Making housing vouchers available to all who are eligible would lift 9.3 million people out of poverty. It would cut the poverty rate by a third for Latinos, by a quarter for Blacks and by a fifth for Asian Americans, Pacific Islanders, American Indians and Alaska Natives, according to a Center on Budget and Policy Priorities paper released last month.
“The single largest housing program in the federal budget is the mortgage interest deduction, which is skewed toward wealthier, whiter households,” Torres said, referring to the program that allows homeowners to deduct interest on mortgage loans from their taxes.
The deduction cost the government an estimated $30.2 billion in 2020, according to a report from the Congressional Research Service, citing the Joint Committee on Taxation. Costs were even higher before the changes to the tax code enacted in 2017. That year the credit cost an estimated $66.4 billion, the report said.
HUD’s budget for rental-based assistance was $25.8 billion in fiscal 2021. Biden asked Congress to increase that funding to $30.4 billion in his fiscal 2022 budget request, saying it would add 200,000 people to those receiving the benefit.
“If we were to invest as much in rental housing as we do in homeownership for the wealthiest households, we could end homelessness,” Torres said. “Homelessness is a choice rather than an inevitability.”
In the Senate
Meanwhile, in the Senate a more modest plan is taking shape.
Sen. Chris Van Hollen, D-Md., said he’s hopeful a bill he introduced June 9 with Sen.

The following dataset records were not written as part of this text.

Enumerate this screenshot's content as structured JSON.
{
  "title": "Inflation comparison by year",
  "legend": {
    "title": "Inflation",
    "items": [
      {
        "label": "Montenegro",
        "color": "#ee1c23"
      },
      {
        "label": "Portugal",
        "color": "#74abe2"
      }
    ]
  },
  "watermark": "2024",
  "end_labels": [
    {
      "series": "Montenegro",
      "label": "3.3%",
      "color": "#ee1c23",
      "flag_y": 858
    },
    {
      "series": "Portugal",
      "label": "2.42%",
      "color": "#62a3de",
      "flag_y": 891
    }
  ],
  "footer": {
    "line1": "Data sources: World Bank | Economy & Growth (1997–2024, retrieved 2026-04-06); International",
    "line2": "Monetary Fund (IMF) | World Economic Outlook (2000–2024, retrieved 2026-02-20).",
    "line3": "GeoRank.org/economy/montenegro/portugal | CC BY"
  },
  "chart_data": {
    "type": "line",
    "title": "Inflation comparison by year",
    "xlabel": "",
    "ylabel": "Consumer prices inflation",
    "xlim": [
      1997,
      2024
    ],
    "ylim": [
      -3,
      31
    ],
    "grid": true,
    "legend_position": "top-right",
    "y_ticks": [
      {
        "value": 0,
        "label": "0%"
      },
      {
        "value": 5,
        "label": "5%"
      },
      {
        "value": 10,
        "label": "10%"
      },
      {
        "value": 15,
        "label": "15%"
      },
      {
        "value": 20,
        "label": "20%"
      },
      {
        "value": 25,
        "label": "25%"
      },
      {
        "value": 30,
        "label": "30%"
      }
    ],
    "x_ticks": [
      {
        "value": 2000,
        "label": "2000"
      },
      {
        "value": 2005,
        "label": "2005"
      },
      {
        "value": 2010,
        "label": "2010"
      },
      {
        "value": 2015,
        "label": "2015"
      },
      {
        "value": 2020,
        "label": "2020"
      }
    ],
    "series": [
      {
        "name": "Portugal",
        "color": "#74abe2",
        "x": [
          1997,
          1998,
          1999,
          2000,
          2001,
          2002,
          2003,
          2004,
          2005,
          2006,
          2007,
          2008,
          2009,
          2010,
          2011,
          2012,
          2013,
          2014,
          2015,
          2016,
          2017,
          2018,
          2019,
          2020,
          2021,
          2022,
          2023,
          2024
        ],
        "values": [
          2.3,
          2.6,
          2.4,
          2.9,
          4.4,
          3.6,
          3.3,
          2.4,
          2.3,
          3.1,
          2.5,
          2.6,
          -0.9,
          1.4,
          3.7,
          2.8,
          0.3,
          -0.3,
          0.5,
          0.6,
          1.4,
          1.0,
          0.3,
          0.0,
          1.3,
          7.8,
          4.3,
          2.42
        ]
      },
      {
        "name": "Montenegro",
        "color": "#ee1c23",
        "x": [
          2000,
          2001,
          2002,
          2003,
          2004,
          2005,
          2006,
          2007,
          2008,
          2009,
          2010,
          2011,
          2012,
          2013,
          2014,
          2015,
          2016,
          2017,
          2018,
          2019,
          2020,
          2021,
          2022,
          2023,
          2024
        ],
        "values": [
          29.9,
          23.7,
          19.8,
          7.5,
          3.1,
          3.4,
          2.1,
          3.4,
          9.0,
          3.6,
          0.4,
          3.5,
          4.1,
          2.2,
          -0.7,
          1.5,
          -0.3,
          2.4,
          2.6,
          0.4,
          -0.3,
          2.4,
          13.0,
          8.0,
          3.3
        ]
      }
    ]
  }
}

Todd Young, R-Ind., to fund 500,000 new vouchers will make it into an infrastructure bill passed through reconciliation.
“I think we're moving in the right direction,” Van Hollen said in an interview. “I'm hopeful that we'll be able to include not just the provisions to improve the supply of housing, which is important, but also to expand the housing choice vouchers.”
Subsidies would go to families with young children and come with wraparound services to help them relocate to neighborhoods with more opportunities, including better jobs and schools.
“All the evidence shows that these mobility vouchers for families with young children are among the most effective ways of helping lift people out of poverty and provide opportunity, and to directly break what we see as the legacy of segregation in many neighborhoods,” Van Hollen said.
Brown said he supports including housing vouchers in an infrastructure bill. “I want to do more than that, not less,” Brown said of Van Hollen and Young’s proposal.